Key Concepts
Incremental Views¶
Epsio's views are very similar to traditional SQL views in that they represent a query- but unlike a traditional SQL view, Epsio's views are both incremental and materialized.
This means that:
- Query results are always persisted; no additional computation needs to be done when the view is queried.
- The view is updated incrementally as the underlying data changes, meaning that the view is always up to date without ever needing to run the complete query again.
Epsio does this by taking the view's query and building a streaming "pipeline" that every new change goes through. The pipeline is essentially a series of stateful "operators" connected to each other, each doing a specific manipulation on the change and passing on corresponding changes.
Query planning¶
Query planning in Epsio is very similar to planning in traditional databases. For Epsio to understand how to incrementally maintain the results of a view, it needs to parse the SQL of a new view and build a dataflow graph that represents the stages of calculating and maintaining the result of it’s query.
For example, the following view:
CALL epsio.create_view('my_view', '
SELECT item_id, AVG(cs_quantity) agg1
FROM catalog_sales
JOIN promotion ON cs_promo_sk = p_promo_sk
WHERE (promotion.p_channel_email = ''N'' OR promotion.p_channel_event = ''N'')
GROUP BY item_id');
In contrast to traditional databases, each stage in the graph is not only responsible for outputting the initial result, but also understanding how later received changes affect the original result of that stage and passing on the corresponding changes to the next stage in the graph.

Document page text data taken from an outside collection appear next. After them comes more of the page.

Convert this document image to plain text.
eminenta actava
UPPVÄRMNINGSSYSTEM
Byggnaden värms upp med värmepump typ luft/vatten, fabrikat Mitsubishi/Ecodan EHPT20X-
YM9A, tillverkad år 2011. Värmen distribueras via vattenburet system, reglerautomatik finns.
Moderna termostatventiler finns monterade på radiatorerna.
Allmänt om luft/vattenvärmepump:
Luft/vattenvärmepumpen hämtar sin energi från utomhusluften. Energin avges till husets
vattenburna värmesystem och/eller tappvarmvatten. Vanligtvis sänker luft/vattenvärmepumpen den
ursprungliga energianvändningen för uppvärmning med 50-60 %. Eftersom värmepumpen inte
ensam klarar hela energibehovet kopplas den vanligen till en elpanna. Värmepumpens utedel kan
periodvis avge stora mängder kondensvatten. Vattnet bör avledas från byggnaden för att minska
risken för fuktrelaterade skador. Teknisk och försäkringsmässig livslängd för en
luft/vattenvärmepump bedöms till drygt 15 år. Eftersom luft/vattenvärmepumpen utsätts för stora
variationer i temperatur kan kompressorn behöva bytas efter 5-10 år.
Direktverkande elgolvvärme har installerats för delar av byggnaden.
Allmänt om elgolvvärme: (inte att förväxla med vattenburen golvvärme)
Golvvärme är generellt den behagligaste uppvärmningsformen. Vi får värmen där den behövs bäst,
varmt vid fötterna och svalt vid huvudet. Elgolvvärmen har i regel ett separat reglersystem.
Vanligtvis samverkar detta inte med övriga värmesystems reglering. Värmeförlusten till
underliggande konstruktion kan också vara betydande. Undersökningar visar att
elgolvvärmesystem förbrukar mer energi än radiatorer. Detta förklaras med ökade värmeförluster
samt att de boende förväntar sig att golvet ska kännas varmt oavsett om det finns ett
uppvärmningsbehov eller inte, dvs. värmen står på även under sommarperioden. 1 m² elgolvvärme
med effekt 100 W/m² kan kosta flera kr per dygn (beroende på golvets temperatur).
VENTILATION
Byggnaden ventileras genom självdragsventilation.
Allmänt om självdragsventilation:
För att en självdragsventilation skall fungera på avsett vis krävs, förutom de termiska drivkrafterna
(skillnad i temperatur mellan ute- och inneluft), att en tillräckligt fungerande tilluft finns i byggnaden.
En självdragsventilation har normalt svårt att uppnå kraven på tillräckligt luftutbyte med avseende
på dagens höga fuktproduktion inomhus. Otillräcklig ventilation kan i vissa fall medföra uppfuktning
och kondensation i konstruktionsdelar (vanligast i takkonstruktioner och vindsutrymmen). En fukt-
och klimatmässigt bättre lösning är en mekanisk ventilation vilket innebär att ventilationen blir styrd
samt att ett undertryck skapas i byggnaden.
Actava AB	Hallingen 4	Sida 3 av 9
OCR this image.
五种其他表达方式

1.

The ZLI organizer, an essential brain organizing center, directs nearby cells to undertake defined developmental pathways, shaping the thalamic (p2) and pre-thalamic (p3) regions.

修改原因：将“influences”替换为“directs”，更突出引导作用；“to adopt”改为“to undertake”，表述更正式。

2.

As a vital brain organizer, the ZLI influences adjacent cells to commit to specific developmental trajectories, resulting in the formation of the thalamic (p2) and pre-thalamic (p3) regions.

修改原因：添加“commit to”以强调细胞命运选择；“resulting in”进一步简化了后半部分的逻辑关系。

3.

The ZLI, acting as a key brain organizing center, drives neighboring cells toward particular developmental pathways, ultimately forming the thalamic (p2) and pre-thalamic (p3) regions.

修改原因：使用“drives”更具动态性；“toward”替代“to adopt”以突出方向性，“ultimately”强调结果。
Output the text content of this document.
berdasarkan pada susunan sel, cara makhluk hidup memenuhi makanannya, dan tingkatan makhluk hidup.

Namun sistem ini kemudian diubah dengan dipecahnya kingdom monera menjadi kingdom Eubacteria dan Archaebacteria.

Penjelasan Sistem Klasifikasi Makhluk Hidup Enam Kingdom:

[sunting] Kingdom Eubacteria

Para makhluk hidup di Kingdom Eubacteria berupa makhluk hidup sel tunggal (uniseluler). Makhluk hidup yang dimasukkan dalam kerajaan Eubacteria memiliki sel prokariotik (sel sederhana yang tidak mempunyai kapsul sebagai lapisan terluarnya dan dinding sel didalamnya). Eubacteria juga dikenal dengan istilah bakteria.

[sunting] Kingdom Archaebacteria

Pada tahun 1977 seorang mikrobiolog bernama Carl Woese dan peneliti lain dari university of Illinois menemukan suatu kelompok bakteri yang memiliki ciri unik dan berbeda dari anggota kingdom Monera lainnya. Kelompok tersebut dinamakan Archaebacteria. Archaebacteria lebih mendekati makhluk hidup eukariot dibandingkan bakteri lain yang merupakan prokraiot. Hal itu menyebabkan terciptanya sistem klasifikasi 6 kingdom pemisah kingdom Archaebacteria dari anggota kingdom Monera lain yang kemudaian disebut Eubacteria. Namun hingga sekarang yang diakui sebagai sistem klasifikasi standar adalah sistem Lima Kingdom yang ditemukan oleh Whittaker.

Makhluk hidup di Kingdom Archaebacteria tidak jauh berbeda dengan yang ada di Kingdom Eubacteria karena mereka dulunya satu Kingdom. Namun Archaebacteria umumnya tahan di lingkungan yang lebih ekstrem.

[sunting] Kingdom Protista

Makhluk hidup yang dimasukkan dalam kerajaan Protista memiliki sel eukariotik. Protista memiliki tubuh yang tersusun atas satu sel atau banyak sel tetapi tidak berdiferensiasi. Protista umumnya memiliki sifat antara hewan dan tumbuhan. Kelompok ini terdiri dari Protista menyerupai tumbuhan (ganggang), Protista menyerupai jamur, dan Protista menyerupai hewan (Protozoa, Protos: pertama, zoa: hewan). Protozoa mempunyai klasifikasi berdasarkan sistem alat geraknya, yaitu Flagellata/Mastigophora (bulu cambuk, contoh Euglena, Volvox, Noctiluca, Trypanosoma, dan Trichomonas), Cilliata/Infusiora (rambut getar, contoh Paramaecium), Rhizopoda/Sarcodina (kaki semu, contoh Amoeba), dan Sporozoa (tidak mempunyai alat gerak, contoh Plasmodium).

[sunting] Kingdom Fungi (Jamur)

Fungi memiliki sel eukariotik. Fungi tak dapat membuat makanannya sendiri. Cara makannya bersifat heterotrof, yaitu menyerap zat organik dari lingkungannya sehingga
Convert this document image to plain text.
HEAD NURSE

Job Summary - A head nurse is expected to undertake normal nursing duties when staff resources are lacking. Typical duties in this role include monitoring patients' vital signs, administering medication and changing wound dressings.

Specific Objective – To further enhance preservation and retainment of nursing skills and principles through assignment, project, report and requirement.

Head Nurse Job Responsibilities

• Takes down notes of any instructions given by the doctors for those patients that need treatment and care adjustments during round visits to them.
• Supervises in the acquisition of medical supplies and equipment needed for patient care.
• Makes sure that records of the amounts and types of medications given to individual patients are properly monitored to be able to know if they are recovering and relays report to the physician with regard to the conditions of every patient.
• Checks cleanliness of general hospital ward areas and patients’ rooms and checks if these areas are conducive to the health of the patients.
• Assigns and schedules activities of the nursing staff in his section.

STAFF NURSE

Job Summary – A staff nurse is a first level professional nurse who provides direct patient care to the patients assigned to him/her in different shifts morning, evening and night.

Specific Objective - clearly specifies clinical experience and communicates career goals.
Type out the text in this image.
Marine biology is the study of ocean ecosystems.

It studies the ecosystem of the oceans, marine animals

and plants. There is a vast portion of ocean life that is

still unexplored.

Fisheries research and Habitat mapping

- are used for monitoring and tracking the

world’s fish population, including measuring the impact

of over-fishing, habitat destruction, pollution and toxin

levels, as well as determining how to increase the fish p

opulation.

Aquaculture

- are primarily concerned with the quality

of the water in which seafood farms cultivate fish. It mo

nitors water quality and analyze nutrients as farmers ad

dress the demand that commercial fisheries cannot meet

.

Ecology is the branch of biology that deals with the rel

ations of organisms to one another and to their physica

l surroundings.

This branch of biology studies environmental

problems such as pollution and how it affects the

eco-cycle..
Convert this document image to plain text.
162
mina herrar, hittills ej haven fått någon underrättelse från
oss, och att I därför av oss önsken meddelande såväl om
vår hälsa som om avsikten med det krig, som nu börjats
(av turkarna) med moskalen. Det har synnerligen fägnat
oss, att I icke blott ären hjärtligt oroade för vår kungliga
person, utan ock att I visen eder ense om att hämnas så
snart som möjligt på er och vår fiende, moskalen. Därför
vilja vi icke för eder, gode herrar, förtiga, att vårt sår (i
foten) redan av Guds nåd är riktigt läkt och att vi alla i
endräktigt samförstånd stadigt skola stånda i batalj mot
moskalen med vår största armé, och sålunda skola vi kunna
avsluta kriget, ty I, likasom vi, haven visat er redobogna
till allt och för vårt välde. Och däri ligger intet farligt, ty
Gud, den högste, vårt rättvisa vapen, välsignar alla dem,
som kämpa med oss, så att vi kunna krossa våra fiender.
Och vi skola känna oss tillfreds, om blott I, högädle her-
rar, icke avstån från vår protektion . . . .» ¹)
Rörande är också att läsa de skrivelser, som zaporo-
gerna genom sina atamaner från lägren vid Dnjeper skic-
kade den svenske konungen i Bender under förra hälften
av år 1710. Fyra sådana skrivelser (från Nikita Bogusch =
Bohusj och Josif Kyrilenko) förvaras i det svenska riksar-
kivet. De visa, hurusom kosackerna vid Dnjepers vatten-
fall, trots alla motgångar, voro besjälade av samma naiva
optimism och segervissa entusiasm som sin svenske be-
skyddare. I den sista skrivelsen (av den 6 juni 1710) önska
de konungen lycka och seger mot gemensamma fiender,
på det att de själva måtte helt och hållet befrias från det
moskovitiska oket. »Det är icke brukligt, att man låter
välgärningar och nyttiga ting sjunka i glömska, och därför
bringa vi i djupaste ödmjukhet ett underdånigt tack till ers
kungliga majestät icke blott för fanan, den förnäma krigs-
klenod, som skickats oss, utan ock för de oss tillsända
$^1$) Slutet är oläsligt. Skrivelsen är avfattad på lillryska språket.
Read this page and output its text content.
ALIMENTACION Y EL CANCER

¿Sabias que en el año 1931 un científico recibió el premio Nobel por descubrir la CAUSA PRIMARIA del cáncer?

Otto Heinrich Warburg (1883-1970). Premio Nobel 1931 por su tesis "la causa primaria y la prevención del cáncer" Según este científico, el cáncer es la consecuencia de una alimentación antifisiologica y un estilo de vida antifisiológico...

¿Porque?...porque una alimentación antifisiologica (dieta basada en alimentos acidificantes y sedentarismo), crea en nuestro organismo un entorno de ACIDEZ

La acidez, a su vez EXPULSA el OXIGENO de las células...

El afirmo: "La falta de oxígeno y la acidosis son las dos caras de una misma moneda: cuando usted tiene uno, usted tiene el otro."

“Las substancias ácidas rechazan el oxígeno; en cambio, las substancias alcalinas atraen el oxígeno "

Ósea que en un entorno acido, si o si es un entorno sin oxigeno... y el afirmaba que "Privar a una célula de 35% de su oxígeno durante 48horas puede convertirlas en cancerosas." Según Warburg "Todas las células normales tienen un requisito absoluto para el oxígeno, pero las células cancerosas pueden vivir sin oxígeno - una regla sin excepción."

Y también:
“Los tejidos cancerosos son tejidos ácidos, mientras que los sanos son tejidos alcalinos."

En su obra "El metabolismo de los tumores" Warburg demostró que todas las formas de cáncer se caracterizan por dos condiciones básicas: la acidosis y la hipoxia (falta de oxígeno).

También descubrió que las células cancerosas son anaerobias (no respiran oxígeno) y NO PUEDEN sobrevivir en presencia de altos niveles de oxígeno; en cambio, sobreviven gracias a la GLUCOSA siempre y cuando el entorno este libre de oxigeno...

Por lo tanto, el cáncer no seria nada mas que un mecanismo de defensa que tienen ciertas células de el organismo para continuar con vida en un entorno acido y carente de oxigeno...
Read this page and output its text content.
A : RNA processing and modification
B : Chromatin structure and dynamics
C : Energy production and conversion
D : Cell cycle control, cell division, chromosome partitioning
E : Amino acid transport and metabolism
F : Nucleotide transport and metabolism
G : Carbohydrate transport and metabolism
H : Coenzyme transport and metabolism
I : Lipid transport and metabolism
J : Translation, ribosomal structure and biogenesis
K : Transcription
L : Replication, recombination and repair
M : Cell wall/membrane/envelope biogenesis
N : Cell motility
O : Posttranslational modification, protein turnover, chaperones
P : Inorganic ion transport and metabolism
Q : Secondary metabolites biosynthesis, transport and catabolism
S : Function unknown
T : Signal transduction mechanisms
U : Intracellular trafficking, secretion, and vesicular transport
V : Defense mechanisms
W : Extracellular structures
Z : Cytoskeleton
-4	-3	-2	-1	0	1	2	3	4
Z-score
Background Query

In addition to building a basic dataflow graph, the Epsio planner is also responsible for optimizing the graph to reduce the amount of work needed to maintain the view. For example, if a view contains a filter
clause, the planner will try to push the filter
operation as close to the base tables as possible to reduce the amount of data that needs to be processed by the rest of the graph.
Execution Engine¶
After a query plan is built, Epsio's Rust-based execution engine is responsible for streaming changes that are made to the base tables throughout the data flow graph and updating the view's result accordingly.
Epsio's execution engine is:
Highly parallel¶
The execution engine not only runs each stage of the dataflow graph in parallel but can also "split the work" of a single dataflow stage into multiple workers if needed.
Built to work in "micro batches"¶
Since many changes streamed through the dataflow graph can be consolidated into a single change, the execution engine works in a "micro-batch" mechanism, where it collects changes for a few milliseconds and then tries to consolidate the collected changes together. This allows not only to reduce the amount of processing power Episo requires but also reduces the write-back load on the database when writing and updating the view's result.
For example, if a view for the query SELECT COUNT(*) FROM base_table
received 5 new inserts to base_table
in a single batch, Epsio will consolidate the 5 inserts together and stream a single +5
change thoughout the dataflow graph instead of 5 separate +1
changes, and will update the result view only once.
Stateful¶
The Epsio execution engine saves state information to be able to update old query results without re-querying the database.
For example, to incrementally maintain the results of a SELECT COUNT(*) ... GROUP BY ...
query, Epsio will need to internally save the count of rows per group. This way, when a new row is added, Epsio simply adds to the old saved count without querying the database for the previous result.
The state information that each stage saves depends on the specific SQL operators used. For example, GROUP BY
saves the group keys and the corresponding aggregated values. JOIN
saves the join key and all the corresponding rows from each side of the JOIN
, etc...
To ensure Epsio doesn't have a high memory footprint, state information is saved on a disk, with an in-memory cache. All access to the disk is done with Async IO to ensure high parallelism and throughput.
State Management¶
Epsio uses a combination of in-memory caching and disk storage to manage its state information. Epsio's on-disk storage layer is based on a combination of RocksDB and a proprietary key-value store that is optimized for Epsio's use case.
Both RocksDB and Epsio's proprietary key-value store compress data before writing to disk to reduce the amount of disk space used.
Change Data Capture¶
To capture changes made to the base tables, Epsio uses CDC (Change Data Capture) mechanism for each supported database. For example, for PostgreSQL, Epsio uses logical replication, in MySQL it uses binlog, and in SQL Server it uses Change Data Capture.
Eventual Consistency¶
Eventual Consistency
Eventual consistency is a consistency model used in distributed computing to achieve high availability that informally guarantees that, if no new updates are made to a given data item, eventually all accesses to that item will return the last updated value. Wikipedia
When underlying data is changed in a query defined in Epsio, the change might not be immediately reflected in Epsio. However, the incremental update process ensures that Epsio will eventually be consistent with the data. This might result in brief periods (usually only a few milliseconds) where the view lags slightly behind the latest state of the data.